El Ayuntamiento de Barcelona ha contratado a la consultora Deloitte para que gestione una flamante oficina municipal dedicada a “simplificar” los trámites a los ciudadanos deseosos de poner en marcha una empresa.

La alcaldesa Ada Colau ha descubierto así, de buenas a primeras, la sobada sopa de ajo. El caso es que desde hace medio siglo, como mínimo, se viene hablando profusamente de instaurar en las administraciones una ventanilla única que englobe todos los vericuetos burocráticos necesarios para conseguir las licencias.

Me temo que el invento de Ada va a aportar escasos cambios a la situación prevalente. Y que a partir de ahora habrá que seguir realizando las gestiones en los consabidos negociados anteriores y, además, en el que ahora se pretende abrir.

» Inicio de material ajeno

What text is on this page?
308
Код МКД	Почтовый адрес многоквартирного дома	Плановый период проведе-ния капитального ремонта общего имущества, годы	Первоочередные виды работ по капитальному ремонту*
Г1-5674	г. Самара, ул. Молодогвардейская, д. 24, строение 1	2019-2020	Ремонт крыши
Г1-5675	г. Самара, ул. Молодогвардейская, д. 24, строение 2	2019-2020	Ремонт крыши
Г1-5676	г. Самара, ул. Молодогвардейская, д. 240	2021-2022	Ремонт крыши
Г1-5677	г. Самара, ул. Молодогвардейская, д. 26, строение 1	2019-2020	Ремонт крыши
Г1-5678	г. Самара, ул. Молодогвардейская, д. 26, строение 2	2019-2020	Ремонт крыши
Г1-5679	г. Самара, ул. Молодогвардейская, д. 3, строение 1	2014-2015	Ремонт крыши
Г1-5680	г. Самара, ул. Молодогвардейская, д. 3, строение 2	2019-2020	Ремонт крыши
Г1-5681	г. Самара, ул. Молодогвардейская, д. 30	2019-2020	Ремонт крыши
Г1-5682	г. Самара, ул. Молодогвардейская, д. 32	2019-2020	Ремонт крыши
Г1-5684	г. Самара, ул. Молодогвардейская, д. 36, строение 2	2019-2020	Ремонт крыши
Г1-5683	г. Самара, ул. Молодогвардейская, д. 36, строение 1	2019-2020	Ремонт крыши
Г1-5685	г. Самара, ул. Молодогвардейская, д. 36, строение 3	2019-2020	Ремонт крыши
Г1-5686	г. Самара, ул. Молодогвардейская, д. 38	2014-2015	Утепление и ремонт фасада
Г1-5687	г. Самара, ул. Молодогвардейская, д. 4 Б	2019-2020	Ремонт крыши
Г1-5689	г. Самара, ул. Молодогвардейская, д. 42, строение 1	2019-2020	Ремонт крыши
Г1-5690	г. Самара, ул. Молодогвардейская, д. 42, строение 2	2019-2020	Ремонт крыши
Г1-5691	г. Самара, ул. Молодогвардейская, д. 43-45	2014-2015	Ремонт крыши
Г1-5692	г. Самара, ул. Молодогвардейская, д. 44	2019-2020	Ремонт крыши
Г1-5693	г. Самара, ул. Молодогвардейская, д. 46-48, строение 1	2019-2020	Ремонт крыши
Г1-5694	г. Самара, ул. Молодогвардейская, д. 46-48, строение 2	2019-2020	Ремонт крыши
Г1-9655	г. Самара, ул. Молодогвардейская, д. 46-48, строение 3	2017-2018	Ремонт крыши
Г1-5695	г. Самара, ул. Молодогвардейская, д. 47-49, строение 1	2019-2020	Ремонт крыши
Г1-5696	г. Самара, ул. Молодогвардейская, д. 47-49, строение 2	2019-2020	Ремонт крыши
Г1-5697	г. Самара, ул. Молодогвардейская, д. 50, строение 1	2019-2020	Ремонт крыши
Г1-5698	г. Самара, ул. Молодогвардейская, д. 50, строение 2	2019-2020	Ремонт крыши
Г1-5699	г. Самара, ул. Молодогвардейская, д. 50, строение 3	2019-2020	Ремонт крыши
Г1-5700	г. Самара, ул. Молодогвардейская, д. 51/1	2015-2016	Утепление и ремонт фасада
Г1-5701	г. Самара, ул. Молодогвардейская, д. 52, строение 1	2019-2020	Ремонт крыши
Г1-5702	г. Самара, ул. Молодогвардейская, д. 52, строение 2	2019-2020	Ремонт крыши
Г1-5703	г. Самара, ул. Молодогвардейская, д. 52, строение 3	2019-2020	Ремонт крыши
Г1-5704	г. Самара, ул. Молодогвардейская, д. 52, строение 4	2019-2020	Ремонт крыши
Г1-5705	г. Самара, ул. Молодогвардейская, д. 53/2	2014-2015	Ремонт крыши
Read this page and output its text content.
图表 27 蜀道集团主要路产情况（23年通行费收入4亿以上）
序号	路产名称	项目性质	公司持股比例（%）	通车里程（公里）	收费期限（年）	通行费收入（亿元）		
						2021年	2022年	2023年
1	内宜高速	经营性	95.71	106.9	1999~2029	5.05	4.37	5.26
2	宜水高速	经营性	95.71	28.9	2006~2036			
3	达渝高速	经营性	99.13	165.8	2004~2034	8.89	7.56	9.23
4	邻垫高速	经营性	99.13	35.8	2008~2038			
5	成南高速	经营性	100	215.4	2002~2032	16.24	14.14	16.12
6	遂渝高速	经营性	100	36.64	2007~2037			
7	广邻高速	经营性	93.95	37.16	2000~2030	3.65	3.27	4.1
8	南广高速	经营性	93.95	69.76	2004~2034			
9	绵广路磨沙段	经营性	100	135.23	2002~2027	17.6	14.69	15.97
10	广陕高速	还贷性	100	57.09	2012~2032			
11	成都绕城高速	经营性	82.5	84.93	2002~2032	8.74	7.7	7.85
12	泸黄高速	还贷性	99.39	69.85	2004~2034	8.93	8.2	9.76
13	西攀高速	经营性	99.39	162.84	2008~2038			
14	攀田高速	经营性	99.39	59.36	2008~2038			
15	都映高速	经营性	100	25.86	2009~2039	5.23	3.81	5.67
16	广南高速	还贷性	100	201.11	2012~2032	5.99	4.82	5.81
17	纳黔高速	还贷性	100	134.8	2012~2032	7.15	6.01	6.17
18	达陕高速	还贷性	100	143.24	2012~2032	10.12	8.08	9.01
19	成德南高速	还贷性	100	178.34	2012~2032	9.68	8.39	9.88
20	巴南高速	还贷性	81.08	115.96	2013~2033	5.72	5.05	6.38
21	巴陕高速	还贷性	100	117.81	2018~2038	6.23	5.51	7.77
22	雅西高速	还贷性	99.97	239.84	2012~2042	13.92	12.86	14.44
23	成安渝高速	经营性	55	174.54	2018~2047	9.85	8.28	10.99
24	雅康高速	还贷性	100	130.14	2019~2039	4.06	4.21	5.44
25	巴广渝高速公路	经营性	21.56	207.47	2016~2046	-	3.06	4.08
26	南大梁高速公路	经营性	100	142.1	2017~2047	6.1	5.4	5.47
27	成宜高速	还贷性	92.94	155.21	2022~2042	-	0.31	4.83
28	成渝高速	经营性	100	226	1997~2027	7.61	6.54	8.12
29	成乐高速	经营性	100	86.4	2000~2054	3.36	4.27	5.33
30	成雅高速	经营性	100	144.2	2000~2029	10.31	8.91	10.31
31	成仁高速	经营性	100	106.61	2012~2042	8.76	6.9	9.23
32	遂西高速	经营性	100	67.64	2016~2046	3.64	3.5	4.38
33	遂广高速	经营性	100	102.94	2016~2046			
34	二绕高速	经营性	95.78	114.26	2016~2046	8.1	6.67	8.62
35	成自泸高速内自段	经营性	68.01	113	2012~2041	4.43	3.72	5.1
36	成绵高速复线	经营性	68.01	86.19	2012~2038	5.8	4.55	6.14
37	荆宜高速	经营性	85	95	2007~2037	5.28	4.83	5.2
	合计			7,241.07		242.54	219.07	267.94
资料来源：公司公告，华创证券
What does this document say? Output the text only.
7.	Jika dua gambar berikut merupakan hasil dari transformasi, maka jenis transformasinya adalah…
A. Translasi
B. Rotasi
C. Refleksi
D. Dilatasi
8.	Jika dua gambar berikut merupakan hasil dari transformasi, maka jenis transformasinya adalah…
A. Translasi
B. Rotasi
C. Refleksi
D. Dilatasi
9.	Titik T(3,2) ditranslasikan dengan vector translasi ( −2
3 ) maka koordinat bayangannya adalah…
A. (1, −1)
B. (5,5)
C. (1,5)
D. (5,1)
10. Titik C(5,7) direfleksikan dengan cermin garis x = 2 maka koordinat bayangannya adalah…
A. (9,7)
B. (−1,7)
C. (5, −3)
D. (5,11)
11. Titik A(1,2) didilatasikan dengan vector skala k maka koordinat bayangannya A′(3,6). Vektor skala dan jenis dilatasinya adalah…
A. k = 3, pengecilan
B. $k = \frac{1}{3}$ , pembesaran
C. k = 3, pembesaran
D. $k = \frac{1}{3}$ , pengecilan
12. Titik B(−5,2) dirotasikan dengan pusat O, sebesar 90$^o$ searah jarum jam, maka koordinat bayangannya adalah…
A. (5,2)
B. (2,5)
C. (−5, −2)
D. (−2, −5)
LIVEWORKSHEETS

Curiosamente la misma Colau que anuncia tan genial iniciativa propinó esta semana dos golpes siniestros a la economía de la urbe que gobierna. El primero de ellos es un recargo sobre la tasa turística que cobra el Govern, con entrada en vigor el 1 de junio.

Cuando Barcelona y España entera suspiran por el retorno a nuestros lares de los visitantes foráneos, la lideresa ultraizquierdista no tiene otra ocurrencia que freírlos a impuestos. Quizás está convencida de que tal medida contribuirá a que acudan a la ciudad legiones y más legiones de viajeros.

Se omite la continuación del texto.